Oil and Gas companies face some of the most pressing cyber security infrastructure challenges of the modern era. “There are two types of companies in this industry,” according to Corie Allemand, Global Lead of O&G at Stratus, “those who have been hacked, and those who know they have been hacked.”
The vulnerability of all systems to cyber attacks is verified by countless examples, from the notorious Stuxnet hack a decade ago to the recent Colonial Pipeline breach. Addressing the myriad cyber security infrastructure challenges is a tall order — one that is compounded by increasingly stringent regulatory requirements that can quickly become unmanageable within legacy industrial automation architectures and traditional OT networks.
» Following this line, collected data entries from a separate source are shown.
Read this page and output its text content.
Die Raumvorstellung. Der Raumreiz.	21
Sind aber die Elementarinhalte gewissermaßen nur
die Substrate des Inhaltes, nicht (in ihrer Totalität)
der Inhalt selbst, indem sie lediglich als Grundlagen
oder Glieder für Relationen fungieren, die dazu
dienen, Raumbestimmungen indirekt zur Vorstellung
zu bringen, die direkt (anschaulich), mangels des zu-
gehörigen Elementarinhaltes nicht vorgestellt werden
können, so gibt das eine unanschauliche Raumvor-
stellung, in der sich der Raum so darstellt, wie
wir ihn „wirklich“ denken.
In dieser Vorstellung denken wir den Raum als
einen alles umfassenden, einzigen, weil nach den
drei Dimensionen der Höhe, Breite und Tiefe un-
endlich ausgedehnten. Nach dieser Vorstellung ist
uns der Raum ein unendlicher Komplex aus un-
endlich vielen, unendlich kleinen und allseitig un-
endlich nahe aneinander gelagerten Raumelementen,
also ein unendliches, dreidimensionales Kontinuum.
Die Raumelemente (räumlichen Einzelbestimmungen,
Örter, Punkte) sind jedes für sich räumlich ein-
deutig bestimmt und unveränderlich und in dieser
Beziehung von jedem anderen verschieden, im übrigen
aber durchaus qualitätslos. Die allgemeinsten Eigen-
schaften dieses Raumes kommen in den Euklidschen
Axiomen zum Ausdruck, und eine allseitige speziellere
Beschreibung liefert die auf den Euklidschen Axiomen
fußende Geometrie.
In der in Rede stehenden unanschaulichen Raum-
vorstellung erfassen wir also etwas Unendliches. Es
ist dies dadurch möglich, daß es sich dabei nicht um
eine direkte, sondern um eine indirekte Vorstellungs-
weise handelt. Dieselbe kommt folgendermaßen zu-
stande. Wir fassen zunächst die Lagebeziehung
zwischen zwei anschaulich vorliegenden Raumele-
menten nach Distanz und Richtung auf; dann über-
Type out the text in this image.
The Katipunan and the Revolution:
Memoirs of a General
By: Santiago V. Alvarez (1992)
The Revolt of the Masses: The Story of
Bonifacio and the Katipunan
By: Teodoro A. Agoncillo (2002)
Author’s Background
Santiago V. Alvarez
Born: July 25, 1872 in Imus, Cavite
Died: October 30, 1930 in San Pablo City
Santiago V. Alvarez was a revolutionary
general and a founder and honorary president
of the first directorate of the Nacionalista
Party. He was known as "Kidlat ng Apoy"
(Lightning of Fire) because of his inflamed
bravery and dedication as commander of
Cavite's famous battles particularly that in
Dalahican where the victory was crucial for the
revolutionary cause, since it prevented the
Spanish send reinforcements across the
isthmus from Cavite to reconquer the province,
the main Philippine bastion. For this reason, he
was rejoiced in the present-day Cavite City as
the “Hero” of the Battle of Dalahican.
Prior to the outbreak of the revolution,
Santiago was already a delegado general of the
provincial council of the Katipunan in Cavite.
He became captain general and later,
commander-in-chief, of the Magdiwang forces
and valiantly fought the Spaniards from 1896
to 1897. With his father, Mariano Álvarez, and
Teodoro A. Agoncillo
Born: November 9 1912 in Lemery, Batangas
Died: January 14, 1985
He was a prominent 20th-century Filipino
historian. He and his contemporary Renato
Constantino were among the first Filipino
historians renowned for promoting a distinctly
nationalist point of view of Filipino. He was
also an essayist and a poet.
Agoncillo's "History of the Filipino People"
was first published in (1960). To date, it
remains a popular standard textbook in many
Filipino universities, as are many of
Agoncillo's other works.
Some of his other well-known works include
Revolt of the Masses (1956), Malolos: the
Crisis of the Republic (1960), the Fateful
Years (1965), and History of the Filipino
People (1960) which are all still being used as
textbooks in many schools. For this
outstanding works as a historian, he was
In a recent webinar with Xage Security, our experts unpack the new DHS directives for cyber security infrastructure in O&G, their real-world implications for operators, and the high-level Edge Computing concepts that make the digital transformation journey seem almost too easy.
How We Got Here — Learnings From the Stuxnet Worm
10 years ago, Stuxnet was the first hack of an industrial automation system, opening the world’s eyes to how hackers can access and control IA systems and spoof data within them, despite the airgap between the OT network and the web. At the time, this airgap approach was believed to create trusted networks that would only be vulnerable from the inside and impossible to access from the internet outside. Unfortunately, this assumption could not have been more wrong.
According to the 2015 book Industrial Network Security by Eric D. Knapp and Joel Thomas Langill, “Stuxnet proved many assumptions of industrial cyber threats to be wrong, and did so using malware that was far more sophisticated than anything seen before.” Six years later, as oil and gas companies embark further on their digitalization journeys, this statement continues to ring true.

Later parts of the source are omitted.